At some of Delaware's high schools, math
and science teachers from different disciplines don't know each other,
even when they share the same hallways.
At Newark High School, that's in part because one teacher is new this
year. At Mount Pleasant, one science teacher's classroom is in the
basement. At other schools, time and resources are limited; biology
teachers stick with biology teachers and chemistry teachers stick with
chemistry teachers.
But on a recent February day, many of these teachers came together as
teams at the University of Delawares Interdisciplinary Science and
Engineering Laboratory (ISE Lab) to take part in the two-day Practicing
the STEM Practices Winter Institute. One of the goals was to help break
down the walls between their fields.
Biology, chemistry, physics and math are interdisciplinary, but in
our schools they tend to stay in silos, said John Jungck, UD professor
and director of the DuPont Science Learning Laboratories, the
instructional wing of ISE Lab. Jungck also is the co-leader of the
two-year Delaware Department of Education Mathematics and Science
Partnership (MSP) grant that made the institute possible.
Over the course of two days, teams from 12 Delaware public and
private high schools took part in activities, both in and out of
laboratories, meant to bridge their fields.
We are all scattered around the building, and this is the first time
we get to sit together as a team, Les McLean, a physics teacher at
Concord High School, said of his fellow Concord teammates.
Preceptors at ISE Lab in biology, chemistry and physics worked hard to develop the activities in which the teachers took part.
In one, teams explored microbial fuel cells, combining biology,
chemistry and physics. By the end, teachers were talking about how the
technology could provide electric power off the grid, showing how
another STEM field, engineering, was also relevant to the lesson.
On day two, teams of teachers from different schools scattered white
and black beans onto a square resembling a checkerboard.
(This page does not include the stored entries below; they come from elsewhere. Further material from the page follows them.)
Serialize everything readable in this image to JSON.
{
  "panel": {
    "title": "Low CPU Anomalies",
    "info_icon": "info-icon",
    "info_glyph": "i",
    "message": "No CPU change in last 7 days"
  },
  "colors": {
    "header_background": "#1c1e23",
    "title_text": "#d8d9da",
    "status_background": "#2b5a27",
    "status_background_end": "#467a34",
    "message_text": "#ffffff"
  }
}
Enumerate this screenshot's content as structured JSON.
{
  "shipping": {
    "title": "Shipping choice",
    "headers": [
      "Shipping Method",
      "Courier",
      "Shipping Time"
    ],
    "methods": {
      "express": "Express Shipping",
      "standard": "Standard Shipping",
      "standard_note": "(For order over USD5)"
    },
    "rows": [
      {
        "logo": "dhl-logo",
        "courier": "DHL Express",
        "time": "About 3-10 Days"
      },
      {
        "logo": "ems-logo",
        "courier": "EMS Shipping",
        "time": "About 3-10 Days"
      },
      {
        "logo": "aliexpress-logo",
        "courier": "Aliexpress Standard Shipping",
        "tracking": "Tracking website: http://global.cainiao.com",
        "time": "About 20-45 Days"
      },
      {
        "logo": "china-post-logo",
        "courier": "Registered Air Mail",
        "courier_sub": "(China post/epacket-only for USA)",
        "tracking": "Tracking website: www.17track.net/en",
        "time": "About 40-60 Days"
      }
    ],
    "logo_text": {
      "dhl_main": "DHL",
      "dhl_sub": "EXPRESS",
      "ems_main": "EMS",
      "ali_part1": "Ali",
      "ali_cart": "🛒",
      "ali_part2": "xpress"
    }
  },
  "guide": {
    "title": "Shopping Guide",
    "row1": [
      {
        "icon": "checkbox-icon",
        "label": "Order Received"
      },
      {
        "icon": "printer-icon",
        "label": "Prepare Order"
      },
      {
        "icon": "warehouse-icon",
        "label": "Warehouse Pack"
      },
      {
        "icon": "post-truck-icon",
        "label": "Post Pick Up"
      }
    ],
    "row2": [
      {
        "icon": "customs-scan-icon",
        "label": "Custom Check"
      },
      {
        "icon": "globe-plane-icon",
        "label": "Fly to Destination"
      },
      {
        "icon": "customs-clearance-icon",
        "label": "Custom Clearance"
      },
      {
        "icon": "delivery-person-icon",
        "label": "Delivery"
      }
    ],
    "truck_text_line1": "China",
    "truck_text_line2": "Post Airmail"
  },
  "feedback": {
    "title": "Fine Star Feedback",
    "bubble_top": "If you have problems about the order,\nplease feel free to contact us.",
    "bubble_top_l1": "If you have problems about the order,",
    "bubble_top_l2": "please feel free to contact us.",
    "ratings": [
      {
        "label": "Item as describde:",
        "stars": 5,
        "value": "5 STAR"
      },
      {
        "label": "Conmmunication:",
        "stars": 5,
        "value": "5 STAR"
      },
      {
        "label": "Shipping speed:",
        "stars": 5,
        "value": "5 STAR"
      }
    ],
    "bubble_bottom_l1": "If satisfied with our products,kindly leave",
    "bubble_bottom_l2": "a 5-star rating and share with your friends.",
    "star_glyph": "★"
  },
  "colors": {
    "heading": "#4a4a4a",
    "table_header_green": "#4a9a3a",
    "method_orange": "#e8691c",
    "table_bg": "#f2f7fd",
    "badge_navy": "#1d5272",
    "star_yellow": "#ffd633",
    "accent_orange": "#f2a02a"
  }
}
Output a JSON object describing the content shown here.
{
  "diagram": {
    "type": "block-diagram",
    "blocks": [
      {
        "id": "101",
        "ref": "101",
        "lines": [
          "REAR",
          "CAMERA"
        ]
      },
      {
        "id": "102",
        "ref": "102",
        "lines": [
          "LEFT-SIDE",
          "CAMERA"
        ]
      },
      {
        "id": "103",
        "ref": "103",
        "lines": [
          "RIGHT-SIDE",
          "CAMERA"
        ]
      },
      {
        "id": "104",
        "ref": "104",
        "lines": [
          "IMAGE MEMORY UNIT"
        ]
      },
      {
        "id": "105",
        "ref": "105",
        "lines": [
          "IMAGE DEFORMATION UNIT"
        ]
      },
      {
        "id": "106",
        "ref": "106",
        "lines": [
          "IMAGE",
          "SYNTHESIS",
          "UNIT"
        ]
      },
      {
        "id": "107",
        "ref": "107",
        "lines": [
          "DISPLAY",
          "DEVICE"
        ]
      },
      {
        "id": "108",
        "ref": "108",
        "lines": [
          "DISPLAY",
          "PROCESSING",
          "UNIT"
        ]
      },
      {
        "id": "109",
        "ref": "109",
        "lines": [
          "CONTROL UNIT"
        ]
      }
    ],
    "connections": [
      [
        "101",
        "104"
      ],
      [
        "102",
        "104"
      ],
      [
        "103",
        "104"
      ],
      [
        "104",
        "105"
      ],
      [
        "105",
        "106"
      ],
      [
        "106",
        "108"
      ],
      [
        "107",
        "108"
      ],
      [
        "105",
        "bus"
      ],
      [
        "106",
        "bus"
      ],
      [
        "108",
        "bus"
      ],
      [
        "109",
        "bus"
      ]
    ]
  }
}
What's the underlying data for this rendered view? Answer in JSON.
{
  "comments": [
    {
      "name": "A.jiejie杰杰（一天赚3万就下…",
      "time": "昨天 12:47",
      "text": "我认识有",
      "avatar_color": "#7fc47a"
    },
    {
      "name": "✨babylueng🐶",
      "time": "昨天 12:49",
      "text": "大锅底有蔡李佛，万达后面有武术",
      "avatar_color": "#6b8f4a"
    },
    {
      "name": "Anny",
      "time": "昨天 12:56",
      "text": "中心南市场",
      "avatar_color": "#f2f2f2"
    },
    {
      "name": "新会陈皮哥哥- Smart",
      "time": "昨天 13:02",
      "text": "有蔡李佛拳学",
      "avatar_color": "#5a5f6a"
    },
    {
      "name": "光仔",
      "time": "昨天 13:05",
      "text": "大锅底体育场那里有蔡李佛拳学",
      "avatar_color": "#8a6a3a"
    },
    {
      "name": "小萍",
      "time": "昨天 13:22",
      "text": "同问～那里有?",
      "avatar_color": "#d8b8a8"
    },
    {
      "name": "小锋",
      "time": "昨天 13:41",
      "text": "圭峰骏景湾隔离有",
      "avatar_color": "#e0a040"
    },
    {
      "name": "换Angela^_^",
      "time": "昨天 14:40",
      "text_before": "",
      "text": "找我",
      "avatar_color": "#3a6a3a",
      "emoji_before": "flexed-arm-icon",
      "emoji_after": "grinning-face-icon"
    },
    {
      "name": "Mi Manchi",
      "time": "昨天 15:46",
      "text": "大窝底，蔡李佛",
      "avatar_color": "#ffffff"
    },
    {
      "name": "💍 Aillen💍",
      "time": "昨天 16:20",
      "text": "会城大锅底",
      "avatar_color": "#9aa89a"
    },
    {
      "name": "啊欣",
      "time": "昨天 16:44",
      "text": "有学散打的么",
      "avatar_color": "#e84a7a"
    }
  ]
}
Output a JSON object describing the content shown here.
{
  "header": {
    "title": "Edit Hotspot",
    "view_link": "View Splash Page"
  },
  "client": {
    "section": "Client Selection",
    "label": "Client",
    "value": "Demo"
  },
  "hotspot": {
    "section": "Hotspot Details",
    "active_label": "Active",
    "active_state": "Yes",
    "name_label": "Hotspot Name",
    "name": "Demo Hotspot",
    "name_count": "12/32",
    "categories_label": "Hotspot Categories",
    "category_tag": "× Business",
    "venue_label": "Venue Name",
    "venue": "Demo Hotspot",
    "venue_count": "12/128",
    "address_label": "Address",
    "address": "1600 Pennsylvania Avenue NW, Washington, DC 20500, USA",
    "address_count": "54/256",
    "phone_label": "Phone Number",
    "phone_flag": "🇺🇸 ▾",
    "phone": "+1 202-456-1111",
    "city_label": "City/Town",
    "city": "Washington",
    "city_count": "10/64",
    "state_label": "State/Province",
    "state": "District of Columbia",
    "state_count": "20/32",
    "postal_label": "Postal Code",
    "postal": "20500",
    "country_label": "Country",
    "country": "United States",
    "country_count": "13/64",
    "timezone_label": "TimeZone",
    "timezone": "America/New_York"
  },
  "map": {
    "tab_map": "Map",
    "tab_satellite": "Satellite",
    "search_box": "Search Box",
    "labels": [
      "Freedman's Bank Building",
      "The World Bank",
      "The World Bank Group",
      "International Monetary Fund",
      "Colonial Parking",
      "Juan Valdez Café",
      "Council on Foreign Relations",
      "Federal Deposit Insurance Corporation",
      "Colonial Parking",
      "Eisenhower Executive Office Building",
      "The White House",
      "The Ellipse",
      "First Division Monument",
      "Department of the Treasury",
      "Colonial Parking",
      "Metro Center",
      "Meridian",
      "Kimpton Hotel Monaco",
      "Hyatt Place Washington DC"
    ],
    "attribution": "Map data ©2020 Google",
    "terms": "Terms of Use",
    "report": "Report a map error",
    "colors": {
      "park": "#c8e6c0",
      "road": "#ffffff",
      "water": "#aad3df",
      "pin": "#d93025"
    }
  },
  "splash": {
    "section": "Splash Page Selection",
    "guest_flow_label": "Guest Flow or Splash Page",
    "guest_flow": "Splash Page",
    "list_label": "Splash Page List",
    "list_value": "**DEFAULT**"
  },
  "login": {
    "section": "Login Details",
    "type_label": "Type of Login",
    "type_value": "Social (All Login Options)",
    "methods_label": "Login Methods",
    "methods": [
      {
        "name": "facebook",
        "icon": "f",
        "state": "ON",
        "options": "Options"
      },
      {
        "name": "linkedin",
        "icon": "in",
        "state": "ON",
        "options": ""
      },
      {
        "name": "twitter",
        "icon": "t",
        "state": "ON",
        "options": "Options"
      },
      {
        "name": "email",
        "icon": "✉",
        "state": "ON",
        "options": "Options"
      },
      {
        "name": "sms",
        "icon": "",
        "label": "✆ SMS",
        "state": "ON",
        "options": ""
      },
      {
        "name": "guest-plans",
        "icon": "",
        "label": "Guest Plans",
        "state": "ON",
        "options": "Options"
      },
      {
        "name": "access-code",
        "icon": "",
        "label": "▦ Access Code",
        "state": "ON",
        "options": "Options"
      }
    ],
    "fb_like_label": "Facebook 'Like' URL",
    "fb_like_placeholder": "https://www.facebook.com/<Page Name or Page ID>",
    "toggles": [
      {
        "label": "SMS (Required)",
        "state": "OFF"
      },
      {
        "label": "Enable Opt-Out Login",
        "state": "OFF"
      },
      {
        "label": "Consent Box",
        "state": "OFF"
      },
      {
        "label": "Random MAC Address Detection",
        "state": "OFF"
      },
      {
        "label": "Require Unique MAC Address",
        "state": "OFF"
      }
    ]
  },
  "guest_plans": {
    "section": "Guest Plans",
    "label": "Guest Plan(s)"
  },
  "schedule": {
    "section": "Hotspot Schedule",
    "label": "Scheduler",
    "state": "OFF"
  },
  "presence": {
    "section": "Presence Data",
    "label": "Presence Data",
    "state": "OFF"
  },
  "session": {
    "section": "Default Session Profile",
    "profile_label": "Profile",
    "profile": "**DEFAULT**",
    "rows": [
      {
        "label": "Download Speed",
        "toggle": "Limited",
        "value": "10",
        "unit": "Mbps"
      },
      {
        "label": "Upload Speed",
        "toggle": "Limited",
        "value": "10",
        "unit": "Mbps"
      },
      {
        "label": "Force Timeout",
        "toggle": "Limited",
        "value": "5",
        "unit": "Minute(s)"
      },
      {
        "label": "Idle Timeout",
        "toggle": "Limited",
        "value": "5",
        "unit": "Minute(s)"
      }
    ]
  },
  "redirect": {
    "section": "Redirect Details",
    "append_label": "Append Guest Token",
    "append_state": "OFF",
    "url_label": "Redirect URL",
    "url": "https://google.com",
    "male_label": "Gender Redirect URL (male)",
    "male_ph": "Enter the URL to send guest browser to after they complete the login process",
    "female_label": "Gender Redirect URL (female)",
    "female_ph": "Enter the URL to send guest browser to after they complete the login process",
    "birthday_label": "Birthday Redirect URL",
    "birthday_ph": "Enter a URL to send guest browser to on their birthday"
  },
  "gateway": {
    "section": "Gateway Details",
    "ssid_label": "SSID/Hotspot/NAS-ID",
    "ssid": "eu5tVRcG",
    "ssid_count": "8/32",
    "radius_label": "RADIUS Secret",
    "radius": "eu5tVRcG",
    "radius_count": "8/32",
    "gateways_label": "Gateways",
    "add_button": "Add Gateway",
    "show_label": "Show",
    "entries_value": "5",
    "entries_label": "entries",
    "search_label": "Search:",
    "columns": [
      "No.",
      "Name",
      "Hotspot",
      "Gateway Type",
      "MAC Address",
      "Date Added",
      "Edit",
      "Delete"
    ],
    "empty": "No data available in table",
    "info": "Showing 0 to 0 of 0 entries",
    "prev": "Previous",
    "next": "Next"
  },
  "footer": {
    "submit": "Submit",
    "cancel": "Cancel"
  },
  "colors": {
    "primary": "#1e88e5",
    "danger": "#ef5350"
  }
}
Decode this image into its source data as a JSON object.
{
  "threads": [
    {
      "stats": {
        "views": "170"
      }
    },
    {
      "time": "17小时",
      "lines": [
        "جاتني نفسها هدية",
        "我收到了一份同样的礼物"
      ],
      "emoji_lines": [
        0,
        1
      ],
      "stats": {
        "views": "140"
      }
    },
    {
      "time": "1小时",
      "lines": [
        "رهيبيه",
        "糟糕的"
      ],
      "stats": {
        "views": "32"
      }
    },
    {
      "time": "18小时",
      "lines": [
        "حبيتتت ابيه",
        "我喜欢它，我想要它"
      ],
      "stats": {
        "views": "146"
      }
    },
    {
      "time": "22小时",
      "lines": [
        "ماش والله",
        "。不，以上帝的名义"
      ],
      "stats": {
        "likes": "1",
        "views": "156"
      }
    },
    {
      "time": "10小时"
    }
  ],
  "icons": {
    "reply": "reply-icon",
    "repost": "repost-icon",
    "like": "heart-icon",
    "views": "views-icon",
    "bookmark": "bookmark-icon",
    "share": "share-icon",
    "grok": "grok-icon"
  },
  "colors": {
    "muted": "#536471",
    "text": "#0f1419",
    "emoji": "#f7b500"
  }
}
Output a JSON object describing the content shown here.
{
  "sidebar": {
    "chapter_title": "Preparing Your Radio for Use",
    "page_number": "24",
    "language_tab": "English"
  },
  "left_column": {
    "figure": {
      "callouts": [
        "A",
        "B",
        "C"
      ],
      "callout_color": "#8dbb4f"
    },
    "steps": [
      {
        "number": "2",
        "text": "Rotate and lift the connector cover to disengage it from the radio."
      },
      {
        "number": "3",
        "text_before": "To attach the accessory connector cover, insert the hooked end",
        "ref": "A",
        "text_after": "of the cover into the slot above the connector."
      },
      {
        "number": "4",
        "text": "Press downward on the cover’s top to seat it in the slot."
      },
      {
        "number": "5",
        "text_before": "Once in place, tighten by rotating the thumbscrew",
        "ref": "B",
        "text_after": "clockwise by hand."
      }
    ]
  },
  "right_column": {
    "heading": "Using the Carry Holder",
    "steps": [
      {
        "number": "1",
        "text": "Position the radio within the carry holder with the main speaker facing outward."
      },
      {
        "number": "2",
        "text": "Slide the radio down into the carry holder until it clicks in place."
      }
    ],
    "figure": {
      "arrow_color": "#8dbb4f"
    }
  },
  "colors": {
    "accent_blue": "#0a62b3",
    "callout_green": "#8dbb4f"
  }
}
The beans
represented rabbits and foxes, and the teams were modeling the
population dynamics of the two species, whether each species lived or
died in the presence of the other.
Its a way of understanding a complex situation and breaking it
apart, said Ursuline Academy chemistry teacher Kate McEvoy, while Chuck
Halfen, a science specialist at Newark High, showed off the population
graphs the team had made.
For Mary O'Connell, a math teacher at Tatnall Upper School, the
activity was something she thought could be easily incorporated into
classrooms, despite the short window of time many teachers have to work
within.
In little things like this there is so much meat, O'Connell said.
Thats whats great about being here. Were picking up a lot of these
little things we can use.
When all 60 teachers came together to share their results monitoring
the numbers of foxes and rabbits in relation to one another, the concept
of coupled oscillations became clear. The numbers of each animal
fluctuated in relation to one another in the ecological model.
Later, each discipline split up. In the biology lab, teachers studied
the population dynamics between paramecium and didinium under a
microscope. The chemistry teachers solved the chemical reaction that
caused reversible color changes in a solution. The physics teachers used
a Wilberforce pendulum to examine the dynamics between vertical motion
and horizontal rotation.
All were examples of coupled oscillations; the same mathematical principle was common to all three fields.
Chris Wellborn, a physics teacher at William Penn High School,
remained a bit skeptical about how the strategies could be helpful to
him and his colleagues.
The challenges are finding common students and making it meaningful, said Wellborn.
The William Penn team was enthusiastic about the concepts it was
learning at UD, but said school administrators would need to be
understanding of a comprehensive STEM approach and the effect wouldn't
be as strong if students weren't shared between them.
I would love my classroom to be a lab for academics, said Joe
English, technology education teacher at William Penn. If we can work
as a group and be supported, I think we can knock this out of the park.
Helping the teams do so is the goal of the MSP grant. This summer,
teachers and students from their schools will return to UD to reinforce
and enhance the concepts learned in the winter.
Summer is when the magic happens, said Jon Manon, director of the
UD Mathematics and Science Education Resource Center and co-director on
the MSP grant. Manon and Jungck want teachers to see the University as a
long-term resource.
The ability to engage in interdisciplinary problem-based learning, to
ask questions and find solutions through inquisitive study and
experimentation are the foundations of both national Next Generation
Science Standards and Common Core State Standards.
William Penn teachers already know these ideas work. When students in
Armando Caro's mathematics class struggled to understand a curve known
as a cycloid, he and English teamed up to build an actual model.
Suddenly, the students had lots of questions.
It generated math questions, physics questions, engineering
questions from the students, said Caro. A lot of the students found
the history fascinating.
And that's exactly what students need to excel in STEM.
Thats what learning is: Answer your own questions, said English.